Something like #include <cocoa.h>
, add the corresponding library and go for it?
Thanks for the help
If you link against the Cocoa or Foundation frameworks, you can use objective-c within your C code. However, if you want to use the normal messaging syntax, you will have to change the file extension from .c to .m so that it is compiled as objective-c. If you keep the .c extension, you will only be able to use the c-style runtime calls to interact with objective-objects (i.e. objc_msgSend
, objc_getClass
, etc.).
Examples: Within a .m file
void cFunction() {
[[NSString alloc] init];
}
Within a .c file
void cFunction() {
void* cls = objc_getClass("NSString");
void* obj = objc_msgSend(cls, NSSelectorFromString(CFSTR("alloc")));
obj = objc_msgSend(obj, NSSelectorFromString(CFSTR("init")));
}
If you choose the second method, see the Objective-C Runtime Reference.
Objective-C is a very thin wrapper on top of C. The compiler just translates
[obj message:argument];
into a C-call
obj_msgSend(obj,@selector(message:),argument);
and that's it (where @selector(message:)
is a magic encoding turning a selector (method name) into a computer-understandable-thingy.)

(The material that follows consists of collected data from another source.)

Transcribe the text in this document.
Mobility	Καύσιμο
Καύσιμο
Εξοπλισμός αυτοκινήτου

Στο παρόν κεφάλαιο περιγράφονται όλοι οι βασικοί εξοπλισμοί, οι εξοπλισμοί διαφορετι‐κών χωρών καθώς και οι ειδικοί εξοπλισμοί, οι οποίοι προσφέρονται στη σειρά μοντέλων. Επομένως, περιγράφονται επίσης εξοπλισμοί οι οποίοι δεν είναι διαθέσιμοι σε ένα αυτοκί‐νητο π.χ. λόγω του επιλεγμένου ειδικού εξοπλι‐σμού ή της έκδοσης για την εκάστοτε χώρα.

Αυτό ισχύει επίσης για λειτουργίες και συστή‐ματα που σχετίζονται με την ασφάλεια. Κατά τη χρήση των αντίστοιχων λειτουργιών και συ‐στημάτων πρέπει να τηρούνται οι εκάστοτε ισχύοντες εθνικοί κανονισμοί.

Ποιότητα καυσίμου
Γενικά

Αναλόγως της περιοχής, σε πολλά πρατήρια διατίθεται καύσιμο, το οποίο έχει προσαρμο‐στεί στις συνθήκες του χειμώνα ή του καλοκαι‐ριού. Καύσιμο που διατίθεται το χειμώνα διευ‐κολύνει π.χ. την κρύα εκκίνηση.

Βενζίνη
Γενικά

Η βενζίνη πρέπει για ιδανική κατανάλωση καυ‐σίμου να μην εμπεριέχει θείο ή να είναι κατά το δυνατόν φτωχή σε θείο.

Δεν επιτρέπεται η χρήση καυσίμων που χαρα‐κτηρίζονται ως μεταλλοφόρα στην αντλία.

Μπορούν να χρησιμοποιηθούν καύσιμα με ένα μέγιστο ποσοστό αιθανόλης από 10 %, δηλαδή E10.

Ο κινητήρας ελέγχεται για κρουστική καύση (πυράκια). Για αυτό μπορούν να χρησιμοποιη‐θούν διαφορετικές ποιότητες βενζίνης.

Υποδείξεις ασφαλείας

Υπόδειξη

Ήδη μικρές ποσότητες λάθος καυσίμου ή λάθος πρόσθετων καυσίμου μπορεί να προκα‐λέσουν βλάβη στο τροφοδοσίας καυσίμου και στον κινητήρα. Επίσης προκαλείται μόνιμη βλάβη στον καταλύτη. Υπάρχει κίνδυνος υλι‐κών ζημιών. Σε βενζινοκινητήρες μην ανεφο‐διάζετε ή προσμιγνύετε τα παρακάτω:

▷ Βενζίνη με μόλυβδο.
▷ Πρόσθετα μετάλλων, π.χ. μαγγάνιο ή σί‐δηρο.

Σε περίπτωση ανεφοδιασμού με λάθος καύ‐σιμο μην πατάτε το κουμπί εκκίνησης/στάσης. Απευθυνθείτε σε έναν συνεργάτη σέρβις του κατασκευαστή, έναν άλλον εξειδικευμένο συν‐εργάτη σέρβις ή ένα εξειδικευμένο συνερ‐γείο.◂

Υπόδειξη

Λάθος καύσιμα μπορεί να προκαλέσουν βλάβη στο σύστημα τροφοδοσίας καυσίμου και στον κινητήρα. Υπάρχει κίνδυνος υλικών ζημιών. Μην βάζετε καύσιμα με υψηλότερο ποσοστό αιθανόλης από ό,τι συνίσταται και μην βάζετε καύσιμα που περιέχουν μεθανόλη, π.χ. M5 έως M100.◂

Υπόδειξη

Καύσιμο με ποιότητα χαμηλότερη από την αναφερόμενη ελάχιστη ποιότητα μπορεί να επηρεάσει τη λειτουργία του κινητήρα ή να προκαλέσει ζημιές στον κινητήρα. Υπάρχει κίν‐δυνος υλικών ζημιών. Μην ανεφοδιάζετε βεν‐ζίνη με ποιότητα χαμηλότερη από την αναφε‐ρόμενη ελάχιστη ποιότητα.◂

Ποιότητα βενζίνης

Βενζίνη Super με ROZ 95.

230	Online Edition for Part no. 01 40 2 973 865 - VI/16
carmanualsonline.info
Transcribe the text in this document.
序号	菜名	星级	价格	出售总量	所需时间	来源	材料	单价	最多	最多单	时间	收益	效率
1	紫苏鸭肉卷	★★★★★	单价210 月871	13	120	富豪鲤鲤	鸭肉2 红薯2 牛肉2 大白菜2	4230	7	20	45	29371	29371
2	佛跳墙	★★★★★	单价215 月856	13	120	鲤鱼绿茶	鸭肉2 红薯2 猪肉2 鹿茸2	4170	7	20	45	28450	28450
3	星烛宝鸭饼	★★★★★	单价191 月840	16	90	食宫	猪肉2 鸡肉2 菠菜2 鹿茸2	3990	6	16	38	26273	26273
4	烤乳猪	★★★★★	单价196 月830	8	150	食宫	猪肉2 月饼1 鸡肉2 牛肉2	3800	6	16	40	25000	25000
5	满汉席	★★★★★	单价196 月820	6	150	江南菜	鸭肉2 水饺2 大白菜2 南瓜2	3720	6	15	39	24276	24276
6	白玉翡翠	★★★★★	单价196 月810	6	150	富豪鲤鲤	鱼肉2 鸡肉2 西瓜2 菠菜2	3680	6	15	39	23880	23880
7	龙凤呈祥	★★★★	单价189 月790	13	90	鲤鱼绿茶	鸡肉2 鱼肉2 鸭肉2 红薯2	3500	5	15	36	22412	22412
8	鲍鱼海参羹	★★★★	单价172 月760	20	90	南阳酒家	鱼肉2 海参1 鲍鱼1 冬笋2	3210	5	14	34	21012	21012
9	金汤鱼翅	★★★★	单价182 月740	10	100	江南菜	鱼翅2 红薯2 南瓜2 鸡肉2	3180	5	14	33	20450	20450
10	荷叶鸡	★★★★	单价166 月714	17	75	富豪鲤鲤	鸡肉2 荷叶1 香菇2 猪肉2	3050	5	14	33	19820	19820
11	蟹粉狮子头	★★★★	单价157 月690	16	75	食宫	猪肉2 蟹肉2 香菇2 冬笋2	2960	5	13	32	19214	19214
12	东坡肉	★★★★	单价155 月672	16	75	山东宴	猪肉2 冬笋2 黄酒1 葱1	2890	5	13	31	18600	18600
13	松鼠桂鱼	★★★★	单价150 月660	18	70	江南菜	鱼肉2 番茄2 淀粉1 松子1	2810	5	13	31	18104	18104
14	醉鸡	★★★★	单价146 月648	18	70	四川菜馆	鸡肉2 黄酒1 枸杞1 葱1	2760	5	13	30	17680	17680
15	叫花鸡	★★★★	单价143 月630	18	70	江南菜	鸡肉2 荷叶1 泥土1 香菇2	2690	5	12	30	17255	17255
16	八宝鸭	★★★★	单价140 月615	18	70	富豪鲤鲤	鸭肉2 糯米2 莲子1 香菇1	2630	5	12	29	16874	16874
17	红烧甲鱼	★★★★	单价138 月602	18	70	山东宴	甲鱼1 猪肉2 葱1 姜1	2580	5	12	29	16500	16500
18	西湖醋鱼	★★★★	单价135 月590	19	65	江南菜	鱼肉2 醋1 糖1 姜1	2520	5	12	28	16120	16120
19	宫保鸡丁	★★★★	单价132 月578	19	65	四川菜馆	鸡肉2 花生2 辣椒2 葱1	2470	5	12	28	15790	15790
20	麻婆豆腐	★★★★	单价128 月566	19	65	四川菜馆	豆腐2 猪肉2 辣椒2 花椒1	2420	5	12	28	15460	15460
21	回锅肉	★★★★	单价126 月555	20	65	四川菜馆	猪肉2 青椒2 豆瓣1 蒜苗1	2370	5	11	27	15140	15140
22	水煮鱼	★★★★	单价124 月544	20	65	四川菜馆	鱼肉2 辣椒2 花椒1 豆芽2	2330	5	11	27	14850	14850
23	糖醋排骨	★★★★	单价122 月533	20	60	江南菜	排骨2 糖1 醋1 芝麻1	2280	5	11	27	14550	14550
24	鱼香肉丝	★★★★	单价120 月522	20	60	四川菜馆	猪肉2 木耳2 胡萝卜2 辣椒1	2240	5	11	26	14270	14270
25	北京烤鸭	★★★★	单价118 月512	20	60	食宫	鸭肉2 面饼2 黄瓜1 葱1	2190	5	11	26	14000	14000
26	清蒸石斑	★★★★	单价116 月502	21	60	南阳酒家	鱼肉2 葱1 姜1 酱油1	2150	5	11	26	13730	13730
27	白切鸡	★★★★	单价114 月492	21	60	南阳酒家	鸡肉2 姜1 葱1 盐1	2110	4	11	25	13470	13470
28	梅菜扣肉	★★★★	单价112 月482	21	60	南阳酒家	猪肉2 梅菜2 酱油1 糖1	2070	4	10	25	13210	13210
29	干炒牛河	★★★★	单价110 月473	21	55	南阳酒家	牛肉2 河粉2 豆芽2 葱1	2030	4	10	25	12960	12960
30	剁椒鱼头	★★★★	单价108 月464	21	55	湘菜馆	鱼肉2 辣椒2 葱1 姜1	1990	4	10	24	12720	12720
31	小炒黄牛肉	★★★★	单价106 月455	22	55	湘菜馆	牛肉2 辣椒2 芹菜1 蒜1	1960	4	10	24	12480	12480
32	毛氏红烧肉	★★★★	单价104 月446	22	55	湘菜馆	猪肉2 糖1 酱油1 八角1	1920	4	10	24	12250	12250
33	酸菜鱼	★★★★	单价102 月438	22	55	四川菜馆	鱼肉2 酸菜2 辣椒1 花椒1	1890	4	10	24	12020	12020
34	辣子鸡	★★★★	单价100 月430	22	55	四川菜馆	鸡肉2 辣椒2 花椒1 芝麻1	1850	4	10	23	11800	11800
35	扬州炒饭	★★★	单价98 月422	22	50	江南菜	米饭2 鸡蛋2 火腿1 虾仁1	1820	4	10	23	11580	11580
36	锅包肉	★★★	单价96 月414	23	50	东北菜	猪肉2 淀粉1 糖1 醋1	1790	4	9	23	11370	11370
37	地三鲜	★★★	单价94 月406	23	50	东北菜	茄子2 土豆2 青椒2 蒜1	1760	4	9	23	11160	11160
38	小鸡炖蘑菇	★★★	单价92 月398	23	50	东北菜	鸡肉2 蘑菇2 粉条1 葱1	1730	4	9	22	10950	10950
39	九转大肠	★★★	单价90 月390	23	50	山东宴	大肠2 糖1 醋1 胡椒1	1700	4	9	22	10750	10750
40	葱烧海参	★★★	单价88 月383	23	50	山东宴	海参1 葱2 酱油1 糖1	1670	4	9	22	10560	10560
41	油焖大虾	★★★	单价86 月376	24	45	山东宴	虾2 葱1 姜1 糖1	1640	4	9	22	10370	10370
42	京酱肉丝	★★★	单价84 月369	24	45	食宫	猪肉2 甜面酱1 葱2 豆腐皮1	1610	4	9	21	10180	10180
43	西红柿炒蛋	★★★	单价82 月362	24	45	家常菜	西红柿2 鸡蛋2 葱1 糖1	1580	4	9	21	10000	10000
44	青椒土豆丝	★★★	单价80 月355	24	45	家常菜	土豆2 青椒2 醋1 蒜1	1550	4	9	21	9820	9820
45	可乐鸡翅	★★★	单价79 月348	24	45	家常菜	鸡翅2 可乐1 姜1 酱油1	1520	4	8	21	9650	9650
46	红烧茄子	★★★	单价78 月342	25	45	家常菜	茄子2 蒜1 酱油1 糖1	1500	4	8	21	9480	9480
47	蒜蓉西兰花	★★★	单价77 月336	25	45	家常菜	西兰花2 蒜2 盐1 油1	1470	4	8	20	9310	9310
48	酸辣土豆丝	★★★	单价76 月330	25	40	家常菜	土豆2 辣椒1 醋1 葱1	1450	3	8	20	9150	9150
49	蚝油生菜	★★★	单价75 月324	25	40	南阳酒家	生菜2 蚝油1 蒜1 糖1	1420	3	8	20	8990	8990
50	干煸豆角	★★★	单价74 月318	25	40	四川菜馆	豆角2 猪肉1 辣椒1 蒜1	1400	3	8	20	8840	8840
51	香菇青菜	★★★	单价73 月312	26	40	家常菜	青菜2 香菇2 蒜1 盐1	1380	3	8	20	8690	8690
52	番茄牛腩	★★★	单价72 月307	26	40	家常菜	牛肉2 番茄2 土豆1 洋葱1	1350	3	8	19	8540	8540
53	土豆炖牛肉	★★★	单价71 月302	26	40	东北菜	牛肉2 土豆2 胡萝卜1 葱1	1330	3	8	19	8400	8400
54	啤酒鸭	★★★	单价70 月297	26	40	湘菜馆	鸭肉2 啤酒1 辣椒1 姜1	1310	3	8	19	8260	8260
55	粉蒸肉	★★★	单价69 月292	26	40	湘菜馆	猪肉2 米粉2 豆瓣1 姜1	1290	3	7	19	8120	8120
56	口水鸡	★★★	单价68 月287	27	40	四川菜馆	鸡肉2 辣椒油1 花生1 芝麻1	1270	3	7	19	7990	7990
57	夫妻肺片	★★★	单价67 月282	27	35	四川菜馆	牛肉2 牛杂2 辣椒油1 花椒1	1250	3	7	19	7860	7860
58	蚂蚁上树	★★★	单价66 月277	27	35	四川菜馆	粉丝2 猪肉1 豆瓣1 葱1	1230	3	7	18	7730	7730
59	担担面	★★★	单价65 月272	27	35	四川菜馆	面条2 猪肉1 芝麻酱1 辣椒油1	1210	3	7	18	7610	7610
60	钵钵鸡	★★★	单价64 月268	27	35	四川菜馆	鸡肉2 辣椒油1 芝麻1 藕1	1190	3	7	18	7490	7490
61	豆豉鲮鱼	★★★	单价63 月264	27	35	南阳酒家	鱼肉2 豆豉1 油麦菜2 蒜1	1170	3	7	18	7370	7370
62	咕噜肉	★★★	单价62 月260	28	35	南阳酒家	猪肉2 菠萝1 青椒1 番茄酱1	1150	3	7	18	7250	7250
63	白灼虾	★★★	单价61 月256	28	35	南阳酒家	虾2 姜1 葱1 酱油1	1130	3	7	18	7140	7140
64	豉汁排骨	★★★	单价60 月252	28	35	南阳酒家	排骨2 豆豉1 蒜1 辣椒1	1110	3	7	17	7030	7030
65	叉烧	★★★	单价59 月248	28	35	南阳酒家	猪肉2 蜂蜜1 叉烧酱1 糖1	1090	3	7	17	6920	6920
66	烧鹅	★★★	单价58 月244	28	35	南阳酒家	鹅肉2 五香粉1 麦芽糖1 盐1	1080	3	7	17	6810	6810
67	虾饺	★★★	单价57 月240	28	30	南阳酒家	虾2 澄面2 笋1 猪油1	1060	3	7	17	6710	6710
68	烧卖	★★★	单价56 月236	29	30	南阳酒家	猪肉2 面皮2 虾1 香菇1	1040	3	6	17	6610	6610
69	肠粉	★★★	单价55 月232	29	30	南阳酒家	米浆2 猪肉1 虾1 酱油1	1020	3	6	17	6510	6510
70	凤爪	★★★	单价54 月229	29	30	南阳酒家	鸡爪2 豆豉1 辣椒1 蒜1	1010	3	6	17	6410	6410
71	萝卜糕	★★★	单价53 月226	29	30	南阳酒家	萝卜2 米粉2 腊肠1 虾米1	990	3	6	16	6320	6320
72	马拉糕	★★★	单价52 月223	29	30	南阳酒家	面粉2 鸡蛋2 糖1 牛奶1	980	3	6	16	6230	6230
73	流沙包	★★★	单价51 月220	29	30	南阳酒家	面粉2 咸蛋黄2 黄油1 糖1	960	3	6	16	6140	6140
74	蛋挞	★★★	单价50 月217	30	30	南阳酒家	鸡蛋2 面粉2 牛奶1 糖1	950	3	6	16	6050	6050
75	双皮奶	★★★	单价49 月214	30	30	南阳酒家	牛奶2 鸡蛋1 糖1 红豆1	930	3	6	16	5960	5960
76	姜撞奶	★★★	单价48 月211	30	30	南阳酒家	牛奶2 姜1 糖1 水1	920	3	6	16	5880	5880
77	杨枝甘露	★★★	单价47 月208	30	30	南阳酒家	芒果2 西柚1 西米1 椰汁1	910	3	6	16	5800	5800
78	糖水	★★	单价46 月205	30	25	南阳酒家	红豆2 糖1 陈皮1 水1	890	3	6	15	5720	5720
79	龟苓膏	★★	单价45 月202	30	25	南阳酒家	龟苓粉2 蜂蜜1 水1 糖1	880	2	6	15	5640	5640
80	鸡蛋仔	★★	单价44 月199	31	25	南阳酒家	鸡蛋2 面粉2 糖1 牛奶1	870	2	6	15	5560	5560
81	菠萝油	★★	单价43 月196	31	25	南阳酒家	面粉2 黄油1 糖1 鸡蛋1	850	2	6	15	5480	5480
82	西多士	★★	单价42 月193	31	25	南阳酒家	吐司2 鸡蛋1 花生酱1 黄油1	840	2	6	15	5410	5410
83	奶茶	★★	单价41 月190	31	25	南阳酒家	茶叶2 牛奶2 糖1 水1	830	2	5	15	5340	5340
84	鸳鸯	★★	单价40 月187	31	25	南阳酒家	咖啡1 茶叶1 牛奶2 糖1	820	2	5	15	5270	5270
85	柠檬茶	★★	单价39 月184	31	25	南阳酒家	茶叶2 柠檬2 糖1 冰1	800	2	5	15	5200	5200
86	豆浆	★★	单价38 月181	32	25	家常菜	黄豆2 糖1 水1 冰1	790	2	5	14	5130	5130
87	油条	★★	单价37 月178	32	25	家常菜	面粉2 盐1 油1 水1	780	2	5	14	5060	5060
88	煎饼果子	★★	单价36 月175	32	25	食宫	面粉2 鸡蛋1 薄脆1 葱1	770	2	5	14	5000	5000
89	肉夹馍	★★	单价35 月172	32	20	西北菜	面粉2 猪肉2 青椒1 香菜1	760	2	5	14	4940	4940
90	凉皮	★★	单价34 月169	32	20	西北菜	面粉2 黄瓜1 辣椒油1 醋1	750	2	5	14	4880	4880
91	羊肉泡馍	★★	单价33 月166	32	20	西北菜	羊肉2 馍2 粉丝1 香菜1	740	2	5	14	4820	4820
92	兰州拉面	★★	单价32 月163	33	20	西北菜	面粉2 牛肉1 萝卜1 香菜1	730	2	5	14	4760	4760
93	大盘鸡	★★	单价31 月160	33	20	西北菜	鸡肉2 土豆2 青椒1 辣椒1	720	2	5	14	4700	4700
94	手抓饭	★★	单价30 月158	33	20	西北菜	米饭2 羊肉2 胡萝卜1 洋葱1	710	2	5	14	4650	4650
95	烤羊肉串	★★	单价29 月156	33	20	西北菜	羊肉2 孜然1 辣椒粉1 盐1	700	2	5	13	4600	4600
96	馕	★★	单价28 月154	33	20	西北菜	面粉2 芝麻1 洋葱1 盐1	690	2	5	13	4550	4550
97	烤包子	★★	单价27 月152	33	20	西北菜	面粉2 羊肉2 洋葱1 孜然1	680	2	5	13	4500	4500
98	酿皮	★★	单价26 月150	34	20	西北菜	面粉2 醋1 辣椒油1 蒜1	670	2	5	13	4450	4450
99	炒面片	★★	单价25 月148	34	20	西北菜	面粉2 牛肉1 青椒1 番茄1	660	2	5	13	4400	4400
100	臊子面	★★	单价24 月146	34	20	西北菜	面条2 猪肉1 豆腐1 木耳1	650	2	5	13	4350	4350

As such, there is not much difference between Objective-C and C from the compiler's viewpoint. For example, you can compile a pure C program with an Objective-C compiler, with exactly the same result as you would get by compiling with a C compiler.
So, the easiest way to "mix" a bit of Objective-C with C is to use .m
extension so that the compiler use Objective-C.
That doesn't make your program suddenly very Objective-C-y. You can keep your program almost pure C, with the extension .m
. With .m
, you can add a few lines of Objective-C message calls without problems.